When COVID-19 arrived in 2020, California introduced Project Roomkey, a program to house the homeless mostly in hotel and motel rooms. The governor’s office said Roomkey was needed to help flatten the curve of viral infections and “preserve hospital capacity.”
Soon thereafter, Project Homekey was born. Through it, state and federal dollars would be used to buy and then renovate hotels and motels, which would then become permanent homeless housing. Gov. Gavin Newsom promised that Homekey would receive “unprecedented” state financial support and would be “a once-in-a-generation opportunity to massively expand housing for the homeless in California.”
So far, though, it has not met expectations.
Project Homekey is based on the “Housing First” approach to reducing homelessness. Experience shows us that this approach, in effect since 2016, is more of a cover-up than a solution. It doesn’t treat the root causes of homelessness, which for many are addiction or mental illness. It simply institutionalizes the homeless.
Worse, Housing First also attracts outsiders who “are drawn to the promise of a permanent and usually rent-free room,” says the Cicero Institute.
“We’ve run the Housing First experiment, and it didn’t work,” says Cicero’s Judge Glock. Though more than 200,000 new permanent supportive housing units for the homeless have been built since the federal program was launched nearly a decade ago, “we’ve seen street homelessness increase by almost a fourth” (primarily in California, we might add, as our data above clearly indicate).
Project Homekey is prohibitively expensive, so much so in Los Angeles that it is unsustainable. The county paid $275,000 per unit for a 20-room hotel, and $330,000 per unit for 39 rooms in two Lancaster motels. Comparatively, a Los Angeles-based organization that provides housing for AIDS patients paid an average of $102,000 per unit for more than 1,350 hotels and motel rooms.
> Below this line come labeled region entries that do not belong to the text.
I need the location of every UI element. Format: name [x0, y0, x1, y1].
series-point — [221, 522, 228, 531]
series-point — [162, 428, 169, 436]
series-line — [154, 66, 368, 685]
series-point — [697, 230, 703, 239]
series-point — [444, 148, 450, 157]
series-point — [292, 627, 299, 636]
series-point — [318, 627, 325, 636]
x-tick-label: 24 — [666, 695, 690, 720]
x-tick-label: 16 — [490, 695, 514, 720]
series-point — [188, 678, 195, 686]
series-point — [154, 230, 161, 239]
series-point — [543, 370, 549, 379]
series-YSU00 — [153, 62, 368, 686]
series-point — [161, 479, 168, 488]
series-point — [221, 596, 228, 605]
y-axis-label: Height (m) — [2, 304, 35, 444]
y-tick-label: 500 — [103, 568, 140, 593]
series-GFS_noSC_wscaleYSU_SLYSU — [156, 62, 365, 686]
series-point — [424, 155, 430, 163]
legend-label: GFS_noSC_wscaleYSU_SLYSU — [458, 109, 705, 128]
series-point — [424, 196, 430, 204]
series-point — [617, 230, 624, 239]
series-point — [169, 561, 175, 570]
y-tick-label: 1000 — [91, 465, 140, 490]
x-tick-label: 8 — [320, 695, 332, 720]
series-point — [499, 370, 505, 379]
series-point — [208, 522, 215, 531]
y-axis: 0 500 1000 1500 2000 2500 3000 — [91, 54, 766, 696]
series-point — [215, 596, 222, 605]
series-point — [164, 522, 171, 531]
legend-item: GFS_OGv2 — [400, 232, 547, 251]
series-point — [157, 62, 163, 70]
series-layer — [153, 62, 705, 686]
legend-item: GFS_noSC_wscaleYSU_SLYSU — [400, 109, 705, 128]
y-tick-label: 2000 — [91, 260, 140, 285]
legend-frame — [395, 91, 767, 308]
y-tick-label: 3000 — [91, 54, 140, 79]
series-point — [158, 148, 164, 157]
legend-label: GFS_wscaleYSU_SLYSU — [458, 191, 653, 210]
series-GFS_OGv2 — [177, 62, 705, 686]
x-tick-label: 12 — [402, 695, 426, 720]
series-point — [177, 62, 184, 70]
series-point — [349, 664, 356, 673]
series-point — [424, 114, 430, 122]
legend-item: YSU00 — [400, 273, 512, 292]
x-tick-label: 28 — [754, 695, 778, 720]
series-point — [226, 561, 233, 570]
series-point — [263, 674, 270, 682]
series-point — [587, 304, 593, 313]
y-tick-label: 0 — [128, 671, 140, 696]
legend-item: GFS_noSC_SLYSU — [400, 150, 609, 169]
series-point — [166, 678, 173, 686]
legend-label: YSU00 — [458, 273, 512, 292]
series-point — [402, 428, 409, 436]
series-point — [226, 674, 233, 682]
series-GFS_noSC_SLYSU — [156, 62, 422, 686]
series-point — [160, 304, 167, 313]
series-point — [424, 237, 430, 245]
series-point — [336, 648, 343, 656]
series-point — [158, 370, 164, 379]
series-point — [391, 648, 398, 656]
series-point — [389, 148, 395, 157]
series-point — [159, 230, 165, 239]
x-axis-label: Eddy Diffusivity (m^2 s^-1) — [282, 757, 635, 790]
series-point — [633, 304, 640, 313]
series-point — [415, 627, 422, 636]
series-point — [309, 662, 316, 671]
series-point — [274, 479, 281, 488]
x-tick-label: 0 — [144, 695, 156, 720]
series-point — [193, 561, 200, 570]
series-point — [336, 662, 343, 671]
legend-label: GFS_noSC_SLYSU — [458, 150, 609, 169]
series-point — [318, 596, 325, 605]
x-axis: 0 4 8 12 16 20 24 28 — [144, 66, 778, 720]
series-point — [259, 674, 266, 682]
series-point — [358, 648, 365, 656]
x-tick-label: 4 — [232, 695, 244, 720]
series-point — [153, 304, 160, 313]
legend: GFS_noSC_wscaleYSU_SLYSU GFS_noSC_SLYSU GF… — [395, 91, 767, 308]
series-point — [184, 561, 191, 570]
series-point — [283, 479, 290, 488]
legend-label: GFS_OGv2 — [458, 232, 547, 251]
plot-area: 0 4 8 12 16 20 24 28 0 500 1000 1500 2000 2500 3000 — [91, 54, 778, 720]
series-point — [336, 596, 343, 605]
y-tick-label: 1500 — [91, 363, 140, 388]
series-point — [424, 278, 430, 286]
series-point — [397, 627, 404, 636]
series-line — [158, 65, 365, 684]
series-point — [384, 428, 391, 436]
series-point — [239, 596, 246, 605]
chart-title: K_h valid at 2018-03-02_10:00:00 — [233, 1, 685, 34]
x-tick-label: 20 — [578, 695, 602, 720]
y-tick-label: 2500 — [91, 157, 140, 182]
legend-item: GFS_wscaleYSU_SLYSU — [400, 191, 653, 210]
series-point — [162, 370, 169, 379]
San Francisco has been granted tens of millions of dollars for Homekey projects but has ineffectively deployed the resources. It dedicated $1.1 billion in fiscal 2021–22 to homelessness, a sum equal to nearly 80 percent of the entire budget of Jacksonville, Florida, a city slightly larger than San Francisco. “But despite this enormous spending,” says UCLA economics professor Lee Ohanian, “homelessness and the attendant problems of drug abuse, crime, public health issues, and an overall deterioration in the quality of life, spiral further downwards each year” in the city.
How can this be? There’s a disturbing lack of accountability, which makes evaluating program spending nearly impossible. Some programs are so poorly managed that homeless “prefer living on the streets to the facilities that are being provided to them at enormously inflated costs to taxpayers,” Ohanian says.
In his 2022 State of the State address, Newsom credited Homekey with moving a “record 58,000 people off the streets since the beginning of the pandemic.” Yet “the actual number of people out of the streets and in housing via the governor’s signature Project Homekey thus far is about 8,000,” a CalMatters fact-check found in March.
Policymakers must realize that doing things the way they always have — herding the homeless into Housing First programs, and equating spending with success — hasn’t worked and never will. They need to focus resources on mental health and addiction, implement proven private-sector innovations, enact policies that will fuel a housing boom, and be open to new thinking. If not, we’ll still be talking about California’s homelessness challenges a decade from now.